Ao abordar temas como violência de gênero, violência de Estado, racismo, maternidade real, empreendedorismo, homofobia e transfobia, o filme se conecta à outras tantas personagens incluídas nas estatísticas ligadas ao que é ter um corpo feminino no mundo; dados que compuseram a pesquisa que originou a ideia principal da produção.

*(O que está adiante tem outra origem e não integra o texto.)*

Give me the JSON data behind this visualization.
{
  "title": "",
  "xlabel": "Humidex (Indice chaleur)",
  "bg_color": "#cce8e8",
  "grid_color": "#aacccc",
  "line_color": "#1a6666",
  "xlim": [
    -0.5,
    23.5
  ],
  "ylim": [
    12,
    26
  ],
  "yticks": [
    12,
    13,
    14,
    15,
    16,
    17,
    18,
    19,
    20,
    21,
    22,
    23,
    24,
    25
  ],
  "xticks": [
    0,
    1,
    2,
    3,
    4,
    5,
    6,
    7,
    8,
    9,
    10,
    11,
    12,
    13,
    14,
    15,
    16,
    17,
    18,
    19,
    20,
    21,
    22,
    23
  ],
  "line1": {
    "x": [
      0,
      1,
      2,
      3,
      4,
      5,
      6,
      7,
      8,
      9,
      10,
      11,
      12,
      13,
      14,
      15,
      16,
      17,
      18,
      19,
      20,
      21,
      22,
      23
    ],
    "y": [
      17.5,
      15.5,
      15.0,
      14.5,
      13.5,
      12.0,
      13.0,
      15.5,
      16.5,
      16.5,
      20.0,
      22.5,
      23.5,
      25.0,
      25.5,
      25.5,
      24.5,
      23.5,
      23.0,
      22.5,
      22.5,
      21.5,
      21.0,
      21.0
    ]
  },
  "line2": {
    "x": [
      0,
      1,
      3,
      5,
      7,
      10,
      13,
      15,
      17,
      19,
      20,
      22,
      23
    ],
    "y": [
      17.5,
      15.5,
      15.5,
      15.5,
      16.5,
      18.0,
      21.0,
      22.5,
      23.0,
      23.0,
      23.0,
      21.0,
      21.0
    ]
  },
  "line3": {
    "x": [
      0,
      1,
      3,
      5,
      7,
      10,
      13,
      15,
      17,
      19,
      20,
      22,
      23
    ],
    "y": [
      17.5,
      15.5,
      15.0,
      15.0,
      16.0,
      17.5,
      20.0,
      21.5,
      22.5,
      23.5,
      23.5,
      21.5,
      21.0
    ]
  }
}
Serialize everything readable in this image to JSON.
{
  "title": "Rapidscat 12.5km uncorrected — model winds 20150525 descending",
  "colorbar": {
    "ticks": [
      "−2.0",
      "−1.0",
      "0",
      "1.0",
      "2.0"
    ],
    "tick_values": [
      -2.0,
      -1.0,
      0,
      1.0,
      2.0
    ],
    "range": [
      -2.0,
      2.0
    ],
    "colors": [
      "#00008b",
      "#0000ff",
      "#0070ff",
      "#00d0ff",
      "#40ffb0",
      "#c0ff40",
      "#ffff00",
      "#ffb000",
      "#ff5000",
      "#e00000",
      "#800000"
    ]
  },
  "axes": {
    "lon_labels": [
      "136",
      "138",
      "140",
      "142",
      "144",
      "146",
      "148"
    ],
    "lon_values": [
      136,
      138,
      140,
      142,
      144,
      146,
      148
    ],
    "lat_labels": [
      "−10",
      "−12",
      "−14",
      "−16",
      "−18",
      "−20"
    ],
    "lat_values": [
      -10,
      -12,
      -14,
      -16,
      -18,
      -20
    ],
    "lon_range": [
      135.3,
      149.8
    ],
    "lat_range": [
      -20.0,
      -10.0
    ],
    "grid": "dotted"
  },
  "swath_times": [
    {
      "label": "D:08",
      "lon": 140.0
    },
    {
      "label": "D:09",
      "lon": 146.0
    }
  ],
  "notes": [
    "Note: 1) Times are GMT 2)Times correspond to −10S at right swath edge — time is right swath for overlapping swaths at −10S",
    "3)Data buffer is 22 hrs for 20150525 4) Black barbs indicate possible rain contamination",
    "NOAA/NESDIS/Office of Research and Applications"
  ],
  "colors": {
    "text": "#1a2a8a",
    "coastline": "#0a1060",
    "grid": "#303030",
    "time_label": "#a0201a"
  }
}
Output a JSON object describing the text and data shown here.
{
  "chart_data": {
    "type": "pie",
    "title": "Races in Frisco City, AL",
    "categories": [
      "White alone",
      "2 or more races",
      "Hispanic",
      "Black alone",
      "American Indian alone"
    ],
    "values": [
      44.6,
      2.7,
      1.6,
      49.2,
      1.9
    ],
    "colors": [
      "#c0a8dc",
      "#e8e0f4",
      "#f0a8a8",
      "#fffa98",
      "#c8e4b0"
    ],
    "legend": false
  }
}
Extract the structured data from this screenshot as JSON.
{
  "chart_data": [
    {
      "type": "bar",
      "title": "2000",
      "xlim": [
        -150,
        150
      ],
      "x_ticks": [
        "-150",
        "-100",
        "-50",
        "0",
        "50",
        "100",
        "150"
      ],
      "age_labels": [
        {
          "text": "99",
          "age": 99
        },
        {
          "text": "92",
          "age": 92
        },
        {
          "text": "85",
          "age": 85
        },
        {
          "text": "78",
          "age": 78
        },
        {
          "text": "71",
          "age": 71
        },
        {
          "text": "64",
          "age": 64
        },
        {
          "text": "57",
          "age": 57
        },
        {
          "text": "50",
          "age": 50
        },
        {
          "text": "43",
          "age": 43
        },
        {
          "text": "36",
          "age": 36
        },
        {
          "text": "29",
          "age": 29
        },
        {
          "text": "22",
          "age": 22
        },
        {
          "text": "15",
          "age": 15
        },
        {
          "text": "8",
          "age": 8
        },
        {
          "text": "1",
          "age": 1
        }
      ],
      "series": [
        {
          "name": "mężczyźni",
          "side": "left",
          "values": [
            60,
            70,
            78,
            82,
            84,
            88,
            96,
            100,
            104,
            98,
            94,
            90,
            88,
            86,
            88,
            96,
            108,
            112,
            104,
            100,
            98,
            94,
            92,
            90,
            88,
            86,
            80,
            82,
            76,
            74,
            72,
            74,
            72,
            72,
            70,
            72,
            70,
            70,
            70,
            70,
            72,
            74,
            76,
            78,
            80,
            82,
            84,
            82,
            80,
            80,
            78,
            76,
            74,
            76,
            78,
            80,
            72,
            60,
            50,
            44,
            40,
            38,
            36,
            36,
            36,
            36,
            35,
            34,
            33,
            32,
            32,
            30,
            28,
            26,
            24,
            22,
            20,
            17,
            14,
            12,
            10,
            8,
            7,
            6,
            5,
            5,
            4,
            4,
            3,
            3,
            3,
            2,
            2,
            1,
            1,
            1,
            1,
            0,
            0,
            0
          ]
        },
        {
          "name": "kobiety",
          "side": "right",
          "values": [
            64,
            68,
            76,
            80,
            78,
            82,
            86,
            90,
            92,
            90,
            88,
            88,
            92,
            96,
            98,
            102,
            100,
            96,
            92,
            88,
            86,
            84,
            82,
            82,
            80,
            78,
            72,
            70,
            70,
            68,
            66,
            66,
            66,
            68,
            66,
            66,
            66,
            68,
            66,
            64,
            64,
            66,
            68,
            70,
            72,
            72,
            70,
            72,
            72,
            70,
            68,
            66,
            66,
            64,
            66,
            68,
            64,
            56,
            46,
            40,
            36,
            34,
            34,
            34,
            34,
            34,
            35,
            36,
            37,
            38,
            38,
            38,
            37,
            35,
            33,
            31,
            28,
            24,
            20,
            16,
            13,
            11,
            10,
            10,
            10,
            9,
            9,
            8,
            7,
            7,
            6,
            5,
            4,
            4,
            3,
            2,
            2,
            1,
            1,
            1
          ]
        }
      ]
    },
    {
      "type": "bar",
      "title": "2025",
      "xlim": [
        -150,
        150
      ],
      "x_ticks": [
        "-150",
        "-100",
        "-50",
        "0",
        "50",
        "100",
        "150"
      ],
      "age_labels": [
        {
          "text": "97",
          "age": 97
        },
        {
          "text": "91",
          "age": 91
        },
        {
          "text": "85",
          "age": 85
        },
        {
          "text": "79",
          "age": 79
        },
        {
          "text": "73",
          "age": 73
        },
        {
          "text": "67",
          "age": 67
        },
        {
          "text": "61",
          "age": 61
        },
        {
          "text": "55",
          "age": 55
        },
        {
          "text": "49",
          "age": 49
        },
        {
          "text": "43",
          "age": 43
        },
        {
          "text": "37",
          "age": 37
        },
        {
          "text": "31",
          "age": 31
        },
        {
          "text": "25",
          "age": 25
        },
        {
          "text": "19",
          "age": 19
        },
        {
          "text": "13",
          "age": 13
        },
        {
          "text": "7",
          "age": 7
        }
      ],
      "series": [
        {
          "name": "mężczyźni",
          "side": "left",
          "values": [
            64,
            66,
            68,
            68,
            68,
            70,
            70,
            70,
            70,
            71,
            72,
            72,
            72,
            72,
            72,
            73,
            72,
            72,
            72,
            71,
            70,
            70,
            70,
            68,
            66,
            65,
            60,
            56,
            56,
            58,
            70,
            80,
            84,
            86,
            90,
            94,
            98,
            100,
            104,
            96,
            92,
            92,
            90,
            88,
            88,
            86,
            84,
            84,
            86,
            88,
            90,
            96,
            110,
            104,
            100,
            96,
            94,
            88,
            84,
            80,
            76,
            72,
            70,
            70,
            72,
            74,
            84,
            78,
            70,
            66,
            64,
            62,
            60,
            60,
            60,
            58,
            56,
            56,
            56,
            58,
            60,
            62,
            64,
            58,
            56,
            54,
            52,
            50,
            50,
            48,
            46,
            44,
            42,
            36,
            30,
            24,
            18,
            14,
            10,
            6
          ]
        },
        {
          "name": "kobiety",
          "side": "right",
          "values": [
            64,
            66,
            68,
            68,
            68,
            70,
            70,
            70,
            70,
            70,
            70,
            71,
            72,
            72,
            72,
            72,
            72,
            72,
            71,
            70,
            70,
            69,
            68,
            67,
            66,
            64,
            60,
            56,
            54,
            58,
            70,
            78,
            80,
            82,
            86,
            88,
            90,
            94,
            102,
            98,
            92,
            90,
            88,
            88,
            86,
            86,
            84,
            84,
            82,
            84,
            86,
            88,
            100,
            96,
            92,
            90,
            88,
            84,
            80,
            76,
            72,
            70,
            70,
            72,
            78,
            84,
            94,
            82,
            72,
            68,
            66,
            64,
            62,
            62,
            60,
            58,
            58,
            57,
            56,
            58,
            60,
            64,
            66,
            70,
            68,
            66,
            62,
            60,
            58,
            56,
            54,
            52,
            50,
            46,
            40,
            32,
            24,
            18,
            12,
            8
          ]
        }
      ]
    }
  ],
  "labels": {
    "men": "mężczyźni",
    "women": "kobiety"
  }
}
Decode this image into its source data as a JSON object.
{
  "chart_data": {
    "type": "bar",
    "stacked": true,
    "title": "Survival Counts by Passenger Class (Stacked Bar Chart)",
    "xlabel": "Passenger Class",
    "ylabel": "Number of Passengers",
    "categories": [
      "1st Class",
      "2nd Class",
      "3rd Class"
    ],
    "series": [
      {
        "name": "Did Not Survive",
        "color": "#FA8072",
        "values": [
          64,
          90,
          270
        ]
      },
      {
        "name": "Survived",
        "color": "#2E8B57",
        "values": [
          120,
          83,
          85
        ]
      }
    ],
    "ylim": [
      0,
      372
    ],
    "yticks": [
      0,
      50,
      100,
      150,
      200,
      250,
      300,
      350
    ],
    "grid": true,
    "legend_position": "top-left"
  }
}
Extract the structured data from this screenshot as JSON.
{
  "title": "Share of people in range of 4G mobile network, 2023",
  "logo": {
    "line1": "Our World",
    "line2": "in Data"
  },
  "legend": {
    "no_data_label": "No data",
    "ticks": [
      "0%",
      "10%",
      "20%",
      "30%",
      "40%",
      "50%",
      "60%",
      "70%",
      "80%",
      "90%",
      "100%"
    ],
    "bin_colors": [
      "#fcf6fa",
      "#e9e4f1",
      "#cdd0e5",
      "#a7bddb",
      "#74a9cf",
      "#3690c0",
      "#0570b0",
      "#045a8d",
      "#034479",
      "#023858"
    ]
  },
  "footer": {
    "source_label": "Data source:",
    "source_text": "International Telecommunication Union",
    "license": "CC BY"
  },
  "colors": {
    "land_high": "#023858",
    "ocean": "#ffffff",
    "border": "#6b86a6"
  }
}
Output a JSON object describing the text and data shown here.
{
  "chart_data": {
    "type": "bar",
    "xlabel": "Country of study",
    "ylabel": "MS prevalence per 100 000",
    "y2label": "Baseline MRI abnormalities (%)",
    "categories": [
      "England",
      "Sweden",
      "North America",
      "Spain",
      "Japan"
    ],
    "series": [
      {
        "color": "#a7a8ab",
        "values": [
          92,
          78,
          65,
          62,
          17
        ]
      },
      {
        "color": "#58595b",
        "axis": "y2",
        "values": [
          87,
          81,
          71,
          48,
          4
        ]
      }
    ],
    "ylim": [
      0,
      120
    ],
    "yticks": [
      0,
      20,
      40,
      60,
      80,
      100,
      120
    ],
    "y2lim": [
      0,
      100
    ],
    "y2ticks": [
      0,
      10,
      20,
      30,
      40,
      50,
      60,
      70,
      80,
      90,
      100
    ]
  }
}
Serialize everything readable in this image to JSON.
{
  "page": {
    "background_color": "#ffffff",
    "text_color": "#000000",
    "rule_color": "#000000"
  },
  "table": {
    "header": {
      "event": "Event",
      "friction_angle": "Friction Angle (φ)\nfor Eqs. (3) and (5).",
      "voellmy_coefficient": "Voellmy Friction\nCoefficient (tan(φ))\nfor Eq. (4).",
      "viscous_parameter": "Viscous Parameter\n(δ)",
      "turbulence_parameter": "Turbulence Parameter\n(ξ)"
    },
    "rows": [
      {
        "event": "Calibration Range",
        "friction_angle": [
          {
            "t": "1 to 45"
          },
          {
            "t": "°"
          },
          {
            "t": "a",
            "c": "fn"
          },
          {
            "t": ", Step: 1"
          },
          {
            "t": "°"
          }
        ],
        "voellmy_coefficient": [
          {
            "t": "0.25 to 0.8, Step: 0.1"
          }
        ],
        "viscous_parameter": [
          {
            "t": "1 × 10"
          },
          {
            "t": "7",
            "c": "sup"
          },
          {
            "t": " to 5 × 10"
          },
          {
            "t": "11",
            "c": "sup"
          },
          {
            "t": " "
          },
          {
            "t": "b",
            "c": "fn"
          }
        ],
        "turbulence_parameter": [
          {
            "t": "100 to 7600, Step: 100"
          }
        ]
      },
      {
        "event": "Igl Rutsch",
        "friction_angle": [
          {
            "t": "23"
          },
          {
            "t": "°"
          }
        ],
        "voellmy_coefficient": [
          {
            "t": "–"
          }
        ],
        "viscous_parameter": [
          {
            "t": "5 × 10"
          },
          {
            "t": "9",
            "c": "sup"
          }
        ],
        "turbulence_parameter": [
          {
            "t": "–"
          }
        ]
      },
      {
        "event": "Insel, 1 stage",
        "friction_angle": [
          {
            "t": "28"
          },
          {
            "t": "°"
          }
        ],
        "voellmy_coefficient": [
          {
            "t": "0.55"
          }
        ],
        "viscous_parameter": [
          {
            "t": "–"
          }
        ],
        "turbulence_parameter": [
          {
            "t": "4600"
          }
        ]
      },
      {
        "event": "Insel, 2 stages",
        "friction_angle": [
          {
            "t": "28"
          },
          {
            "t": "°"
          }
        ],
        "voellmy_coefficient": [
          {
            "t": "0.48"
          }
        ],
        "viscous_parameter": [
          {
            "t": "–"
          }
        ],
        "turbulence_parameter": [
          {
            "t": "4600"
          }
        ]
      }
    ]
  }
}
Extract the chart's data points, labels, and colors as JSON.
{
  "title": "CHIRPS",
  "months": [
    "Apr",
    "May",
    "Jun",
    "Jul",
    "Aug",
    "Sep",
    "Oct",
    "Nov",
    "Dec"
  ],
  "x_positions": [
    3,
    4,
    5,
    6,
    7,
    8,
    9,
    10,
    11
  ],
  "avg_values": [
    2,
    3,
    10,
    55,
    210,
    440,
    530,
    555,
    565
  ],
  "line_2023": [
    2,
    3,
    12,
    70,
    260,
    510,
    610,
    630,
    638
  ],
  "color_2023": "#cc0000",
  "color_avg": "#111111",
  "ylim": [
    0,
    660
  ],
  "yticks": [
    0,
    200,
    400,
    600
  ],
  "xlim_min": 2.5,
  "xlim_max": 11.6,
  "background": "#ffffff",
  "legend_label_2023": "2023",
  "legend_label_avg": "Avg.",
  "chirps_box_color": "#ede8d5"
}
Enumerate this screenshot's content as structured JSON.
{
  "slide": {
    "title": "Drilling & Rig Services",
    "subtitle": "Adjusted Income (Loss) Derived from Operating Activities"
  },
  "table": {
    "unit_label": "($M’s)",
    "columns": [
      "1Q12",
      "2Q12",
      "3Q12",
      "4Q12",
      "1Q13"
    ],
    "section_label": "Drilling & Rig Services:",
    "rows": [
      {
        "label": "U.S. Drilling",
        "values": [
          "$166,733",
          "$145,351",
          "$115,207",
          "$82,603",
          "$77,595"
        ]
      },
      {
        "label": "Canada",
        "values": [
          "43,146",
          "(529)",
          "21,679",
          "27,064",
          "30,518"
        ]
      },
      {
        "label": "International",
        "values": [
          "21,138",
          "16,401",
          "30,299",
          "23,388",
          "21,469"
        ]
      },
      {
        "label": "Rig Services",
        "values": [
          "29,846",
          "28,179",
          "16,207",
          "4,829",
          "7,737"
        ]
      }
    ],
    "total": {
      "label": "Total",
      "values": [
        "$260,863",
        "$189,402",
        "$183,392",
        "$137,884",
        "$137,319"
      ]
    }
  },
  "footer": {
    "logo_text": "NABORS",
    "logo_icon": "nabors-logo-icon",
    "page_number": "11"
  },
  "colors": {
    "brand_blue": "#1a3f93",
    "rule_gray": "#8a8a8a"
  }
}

“Todas usam a música, a escrita, o sarau como instrumento de exposição de suas alegrias e dores. A Gi – uma das personagens – cumpriu 14 anos de prisão, foi condenada a 104 anos no total, tinha tudo pra dar errado na vida; Agora é ela quem incentiva outras manas a mudarem aquilo que o sistema vive afirmando ser o nosso destino”, Diz Drika Moraes, diretora e cocriadora do projeto.
O mesmo é vivenciado por Cajota, slammer, pedagoga e mestranda pela USP, conta que viveu por anos dentro de uma vida que não se sentia realizada. Desde o casamento heteronormativo, ao estilo de vida que seguia à época e todas as convenções tidas como via de regra por parte da sociedade. A morte do irmão fez com que Cajota ficasse um ano sem falar com ninguém. Dentro desse período de casulo o principal aliado foi um caderno de 10 matérias, ali ela começava a escrever, além de um novo capítulo na sua vida, as poesias que hoje declama nos saraus e Slams, uma competição de poesia falada criada em Chicago (EUA) nos anos 80 e trazido ao Brasil em 2008 por Roberta Estrela D’Alva.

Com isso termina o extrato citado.